Natural gas jumps 1.5% on unexpectedly big drop in stockpiles


Natural gas jumps 1.5% on unexpectedly big drop in stockpiles

NEW YORK -- Natural gas futures prices settled 1.5% higher Thursday after a U.S government report showed a larger-than-expected decline in supplies.

The U.S. Energy Information Administration reported that 171 Bcf of gas were withdrawn from inventories last week, beating average estimates calling for a drop of 166 Bcf. The drop in storage levels was bigger than the decline of 108 Bcf per year earlier and the five-year average of 140 Bcf.

The robust declines suggest colder weather last week raised demand for natural gas, which is used heavily in the East Coast and Midwest as a home-heating fuel.

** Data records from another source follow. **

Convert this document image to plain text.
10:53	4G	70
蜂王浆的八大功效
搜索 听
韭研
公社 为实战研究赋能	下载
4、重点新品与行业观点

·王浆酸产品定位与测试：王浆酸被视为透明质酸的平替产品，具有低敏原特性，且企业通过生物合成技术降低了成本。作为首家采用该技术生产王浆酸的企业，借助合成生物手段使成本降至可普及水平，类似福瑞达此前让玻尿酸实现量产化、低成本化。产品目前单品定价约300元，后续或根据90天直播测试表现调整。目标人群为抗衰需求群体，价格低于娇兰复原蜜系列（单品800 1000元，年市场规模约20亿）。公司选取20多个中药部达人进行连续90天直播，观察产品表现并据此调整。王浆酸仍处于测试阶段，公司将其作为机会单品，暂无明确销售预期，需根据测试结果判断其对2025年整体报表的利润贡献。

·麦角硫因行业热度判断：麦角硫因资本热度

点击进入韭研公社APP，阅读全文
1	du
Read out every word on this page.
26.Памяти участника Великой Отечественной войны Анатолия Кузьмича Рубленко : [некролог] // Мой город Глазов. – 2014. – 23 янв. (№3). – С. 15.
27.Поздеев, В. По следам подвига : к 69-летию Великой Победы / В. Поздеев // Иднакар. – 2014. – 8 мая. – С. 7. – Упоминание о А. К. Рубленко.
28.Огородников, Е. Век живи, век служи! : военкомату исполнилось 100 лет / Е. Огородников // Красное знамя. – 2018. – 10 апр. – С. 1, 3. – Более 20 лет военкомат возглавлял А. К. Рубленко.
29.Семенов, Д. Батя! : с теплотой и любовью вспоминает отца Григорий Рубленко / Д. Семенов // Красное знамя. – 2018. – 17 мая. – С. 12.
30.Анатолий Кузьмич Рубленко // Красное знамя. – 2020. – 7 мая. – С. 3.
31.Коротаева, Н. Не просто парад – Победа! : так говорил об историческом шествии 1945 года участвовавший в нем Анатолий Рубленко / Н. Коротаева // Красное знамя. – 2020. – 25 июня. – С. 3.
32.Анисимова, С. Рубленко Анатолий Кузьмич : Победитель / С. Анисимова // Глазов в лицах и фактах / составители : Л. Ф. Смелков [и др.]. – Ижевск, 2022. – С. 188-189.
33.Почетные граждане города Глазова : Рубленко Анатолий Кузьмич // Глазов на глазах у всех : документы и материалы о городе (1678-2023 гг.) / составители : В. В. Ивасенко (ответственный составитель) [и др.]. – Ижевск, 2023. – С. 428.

"The withdrawal was above consensus, and that gave prices a bit of a bump," said Matt Smith, energy analyst at Schneider Electric.

Natural gas for April delivery on the New York Mercantile Exchange settled 5.2 cents, or 1.5%, higher, at $3.486 MMbtu.

At 2.229 Tcf, inventories were 12% lower than the same week a year ago. The surplus of gas to the five-year average shrank to 16% in the week ended Feb. 22 from 18% a week earlier.

Traders also weighed mixed weather forecasts Thursday for the Midwest and the East Coast. While temperatures in the first two weeks of March will turn warmer then normal, there is still a "cold prevailing pattern," with a few winter storm threats heading into mid-March, said private forecaster Commodity Weather Group.

If the cold weather lingers, that could mean three more triple-digit storage withdrawals in the winter season before the so-called shoulder season, said Kent Bayazitoglu, analyst at Gelber & Associates. Shoulder season begins in April, when winter home-heating demand drops and companies begin storing gas for the start of the next heating season.

Separately, the EIA said in a monthly report that natural-gas output in the lower 48 U.S. states fell 1.1% in December, its largest monthly drop since February 2012. Output declined as oil and gas operators in Louisiana, Texas and the Gulf of Mexico shut in production. Cold weather also froze wells in New Mexico, which reported lower output.

For all of 2012, gas output averaged 72.67 Bcf  per day, up 4.4% from a year earlier. Output grew at a slower pace than in 2011, which saw a 7.4% rise.